I won't even begin to sort out all the responses to the Grand Bargain, even limiting myself to the center-and-left, though I suspect the prize for dignified eloquence in disappointment goes to James Fallows, with the shrewdest early appraisal of the content from Ezra Klein. Against the fairly general left rage at Obama's apparent incompetence, you can weigh Glenn Greenwald's argument that he meant it all along (with Greenwald, recall Harry Golden on Barry Goldwater: "I always knew that the first Jewish president would be an Episcopalian").
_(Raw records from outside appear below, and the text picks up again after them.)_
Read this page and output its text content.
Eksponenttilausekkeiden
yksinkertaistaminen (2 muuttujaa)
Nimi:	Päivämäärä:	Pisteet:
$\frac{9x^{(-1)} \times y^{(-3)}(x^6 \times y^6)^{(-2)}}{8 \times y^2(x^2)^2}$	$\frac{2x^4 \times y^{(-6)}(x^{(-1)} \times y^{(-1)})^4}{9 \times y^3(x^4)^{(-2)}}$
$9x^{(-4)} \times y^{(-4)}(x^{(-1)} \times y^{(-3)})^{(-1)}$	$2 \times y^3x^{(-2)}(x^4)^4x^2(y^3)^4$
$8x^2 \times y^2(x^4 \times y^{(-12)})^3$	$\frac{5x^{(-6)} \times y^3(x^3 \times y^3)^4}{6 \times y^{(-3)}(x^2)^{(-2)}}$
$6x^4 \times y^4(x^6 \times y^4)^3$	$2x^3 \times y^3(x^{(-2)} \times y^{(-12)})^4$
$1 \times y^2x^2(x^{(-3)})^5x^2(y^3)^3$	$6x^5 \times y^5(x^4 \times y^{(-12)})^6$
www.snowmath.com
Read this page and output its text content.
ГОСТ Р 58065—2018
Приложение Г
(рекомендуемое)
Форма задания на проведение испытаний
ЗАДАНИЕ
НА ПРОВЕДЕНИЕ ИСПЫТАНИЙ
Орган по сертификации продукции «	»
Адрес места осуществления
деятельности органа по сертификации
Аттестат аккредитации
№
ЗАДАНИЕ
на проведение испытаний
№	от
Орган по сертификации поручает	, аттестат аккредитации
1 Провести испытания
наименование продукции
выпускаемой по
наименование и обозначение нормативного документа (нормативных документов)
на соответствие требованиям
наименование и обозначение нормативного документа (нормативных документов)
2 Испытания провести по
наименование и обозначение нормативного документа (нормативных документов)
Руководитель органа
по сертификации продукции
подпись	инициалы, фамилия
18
Me, I'm willing to go with a little of both. I do think Obama is temperamentally a centrist, most at home perhaps among Republicans like Nelson Rockefeller. a prodigal spender of other people's money while ferocious on crime (though Obama, unlike Rockefeller, will always have to live with the curse that he is not Rockefeller). Yet also, Obama has shown himself to be an unskilled negotiator, a mix of earnest naïveté and an almost utter lack of political timing. But there's another perspective that doesn't seem to be receiving much attention (though I picked it up a while back from Walter Russell Mead). That is: whether or not Obama's deals make sense, he doesn't have any knack at all for convincing us that they make sense. As is so often the case, the Roosevelt comparison is apposite here. After a dismayingly mixed-bag first term, FDR was able to keep the electorate on board with the idea that he was still part of the solution and not the problem--and the voters gave him a huge bye, and he rolled back into office 46 states to two. So in a different way Lyndon Johnson: even those who pretty much saw through him from the start still had to grit their teeth and smile in admiration at his legerdemain in bringing it off. Obama on his best days can somehow make us feel he is having his worst.
I know, I know, his friends who will try to take comfort from other Presidents who looked braver and craftier in retrospect than in their own time. I'm one of those who oozed contempt for Eisenhower while he was in office, yet who believes today that he was, while far from perfect, srill a far more crafty politician than I understood at the time. And who was it who said of Lincoln that he had the peculiar knack for not caring that other people thought him stupid?
I'm sure I run the risk of historical-analogy overload: between this and earlier posts, I hate to think how many other Presidents I've drawn on for historical comparison. If we are somehow misunderstanding the real Obama, I don't think it is strictly a matter of craft (as with Ike) or moral courage (as with Lincoln). It is, at best, one more evidence that we're watching a rookie play a rookie game. Still, I'm taken with Ezra's appraisal that the (immanent) compromise is on the whole a rather mixed bag, i.e., not nearly the disaster the liberal critics would make it out to be.
Oh, and the headline? Irony? Sarcasm? The simple truth? Could be, could be.